We made reservations at a restaurant called Alleycats. We'd been there before and it was a nice place. However, when we arrived at the address we realized that there are 8 Alleycats restaurants in Taipei and the place where we had reserved a table was just a wall-less outdoor patio with maybe a dozen seats total at the whole place. As tempting as eating pizza with mittens on while sitting in the freezing cold sounded, Kris called and got the reservation changed to a different Alleycats.
Yay, pizza and wine!
About halfway through our meal, Mother Nature decided to shake things up a bit with a 7.0 earthquake!
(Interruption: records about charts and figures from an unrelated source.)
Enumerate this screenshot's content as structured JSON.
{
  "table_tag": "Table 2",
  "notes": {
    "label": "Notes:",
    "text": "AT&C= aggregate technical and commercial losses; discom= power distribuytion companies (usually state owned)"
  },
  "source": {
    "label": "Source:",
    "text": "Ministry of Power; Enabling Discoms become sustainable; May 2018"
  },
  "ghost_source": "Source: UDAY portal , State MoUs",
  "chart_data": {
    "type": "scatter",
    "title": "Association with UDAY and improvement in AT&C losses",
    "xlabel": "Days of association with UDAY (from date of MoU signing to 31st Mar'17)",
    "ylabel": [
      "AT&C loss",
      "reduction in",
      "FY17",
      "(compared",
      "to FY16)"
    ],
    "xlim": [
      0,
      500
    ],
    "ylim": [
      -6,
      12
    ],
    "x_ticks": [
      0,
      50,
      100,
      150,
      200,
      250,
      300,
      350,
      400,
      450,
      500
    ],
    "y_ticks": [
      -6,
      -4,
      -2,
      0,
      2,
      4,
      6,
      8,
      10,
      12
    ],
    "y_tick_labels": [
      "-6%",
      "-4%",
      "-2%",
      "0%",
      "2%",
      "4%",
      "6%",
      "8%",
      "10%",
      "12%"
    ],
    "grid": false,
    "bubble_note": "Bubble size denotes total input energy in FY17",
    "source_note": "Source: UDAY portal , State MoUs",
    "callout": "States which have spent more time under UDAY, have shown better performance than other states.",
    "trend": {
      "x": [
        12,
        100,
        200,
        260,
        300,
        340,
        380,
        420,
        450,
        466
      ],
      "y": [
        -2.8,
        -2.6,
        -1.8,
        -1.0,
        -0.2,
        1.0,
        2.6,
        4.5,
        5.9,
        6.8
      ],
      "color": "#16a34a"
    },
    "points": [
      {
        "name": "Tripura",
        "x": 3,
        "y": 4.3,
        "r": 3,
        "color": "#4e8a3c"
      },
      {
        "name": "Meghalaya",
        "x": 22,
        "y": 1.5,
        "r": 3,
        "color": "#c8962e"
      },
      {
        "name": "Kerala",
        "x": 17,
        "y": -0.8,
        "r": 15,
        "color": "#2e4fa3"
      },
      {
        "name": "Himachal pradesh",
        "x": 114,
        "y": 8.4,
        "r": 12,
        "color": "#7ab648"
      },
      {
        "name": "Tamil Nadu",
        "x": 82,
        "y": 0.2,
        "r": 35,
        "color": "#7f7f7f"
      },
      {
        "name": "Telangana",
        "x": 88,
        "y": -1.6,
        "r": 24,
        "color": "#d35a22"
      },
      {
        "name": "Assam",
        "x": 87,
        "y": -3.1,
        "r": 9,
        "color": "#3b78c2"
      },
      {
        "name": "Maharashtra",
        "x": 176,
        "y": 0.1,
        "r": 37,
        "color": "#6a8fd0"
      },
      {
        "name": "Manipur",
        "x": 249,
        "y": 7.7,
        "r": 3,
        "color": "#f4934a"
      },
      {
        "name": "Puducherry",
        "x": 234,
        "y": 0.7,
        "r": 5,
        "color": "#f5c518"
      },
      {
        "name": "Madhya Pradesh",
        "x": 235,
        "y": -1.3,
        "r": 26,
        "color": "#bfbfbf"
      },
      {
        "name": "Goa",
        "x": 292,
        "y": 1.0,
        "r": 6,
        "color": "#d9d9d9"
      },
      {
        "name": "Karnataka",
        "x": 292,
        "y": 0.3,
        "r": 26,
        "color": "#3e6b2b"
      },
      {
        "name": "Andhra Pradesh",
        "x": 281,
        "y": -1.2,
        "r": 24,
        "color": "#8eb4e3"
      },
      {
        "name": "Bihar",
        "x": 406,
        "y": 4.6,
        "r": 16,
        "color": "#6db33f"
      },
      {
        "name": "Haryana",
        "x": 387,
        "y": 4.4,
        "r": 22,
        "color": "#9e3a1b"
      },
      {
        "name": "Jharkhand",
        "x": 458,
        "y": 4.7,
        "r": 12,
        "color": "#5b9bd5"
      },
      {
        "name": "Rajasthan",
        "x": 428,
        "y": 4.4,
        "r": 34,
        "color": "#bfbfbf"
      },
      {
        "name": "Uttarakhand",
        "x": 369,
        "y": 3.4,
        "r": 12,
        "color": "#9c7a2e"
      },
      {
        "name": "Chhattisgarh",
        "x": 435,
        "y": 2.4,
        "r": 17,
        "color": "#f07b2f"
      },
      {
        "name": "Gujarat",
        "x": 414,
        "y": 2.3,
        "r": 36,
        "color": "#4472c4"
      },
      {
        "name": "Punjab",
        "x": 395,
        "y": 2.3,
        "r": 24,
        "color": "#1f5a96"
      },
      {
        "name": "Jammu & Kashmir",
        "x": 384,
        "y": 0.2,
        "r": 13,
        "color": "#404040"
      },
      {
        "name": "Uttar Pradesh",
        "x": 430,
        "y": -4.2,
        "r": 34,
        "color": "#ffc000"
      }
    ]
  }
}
Definitely the longest and shakiest earthquake I've felt so far. After the shaking ended I took a video of the lights moving over our heads... I'm sure that's perfectly safe...
The best part about Alleycats? There were REAL CATS hanging out in the restaurant. One cat slept right by our table, which allowed many opportunities for us to poke at him. I miss having a cat!
After our meal Samuel asked the band to play "Happy Birthday" for Christine so we moved to another table closer to the stage. After we sat down we noticed one of the waitresses was shaking the shit out of a little KITTEN to the beat of the music. When she saw the hearts in our eyes she brought the KITTEN over to Mel and we got to take turns holding her. Her name was Margarita and she was so purry.
Blowing out candles and wishing for a date with Godfrey.
After using the women's washroom, I rejoined my friends and we took a taxi to the Living Mall, where we were going to a club for some drinks. The Living Mall is definitely the coolest looking mall with a ball bursting out of it that I have ever visited. Unfortunately, this amazing ball-busting mall didn't have the club I'd read about online. Someone who worked there told Kris that it closed quite a while ago. Screw you, outdated internet websites!
Plan B: Mark had heard about a place called the Black Might nightclub in Ximending that he was curious to visit, so we took a quick bus ride there. This was the safest, most secure club I've ever been to because we had to go through three security checks where they used security scanners like they have at airports, they went through everyone's bags, and there must have been at least a dozen security guards just at the entrance. I was expecting to find a pretty rough place when I got into the club, but it was just your typical Taiwanese dance bar (with 90% horrible generic rap music and 10% Poker Face/Sorry Sorry).
How to build a Taiwanese dance bar:
#1- The bar should be all-you-can-drink (yay!) and it should be way more expensive for the men than the women (hissss!)
#2- There should be lots of seats but you keep kicking me and my friends out of them because they're "reserved" even though no one ever arrives to sit in them
#3- The bar staff should put on a fire/juggling act around 1am
#4- Bring out the tramps to dance on stage as soon as the juggling is finished
#5- Pull some bar stars up on stage and encourage them to strip. Make sure that you choose people who have clearly already planned to climb up on the stage and wore a leather bra accordingly.
#6- Play "Poker Face" and "Sorry Sorry"
#7- Be so smokey that our eyes burn and our clothes never lose the aroma of Marlboros
#8- Tell my friend (even though it's her birthday) that she can't sit on the stripper pole platform, even though nobody's using it and even though she just cleaned it off with her own wet nap.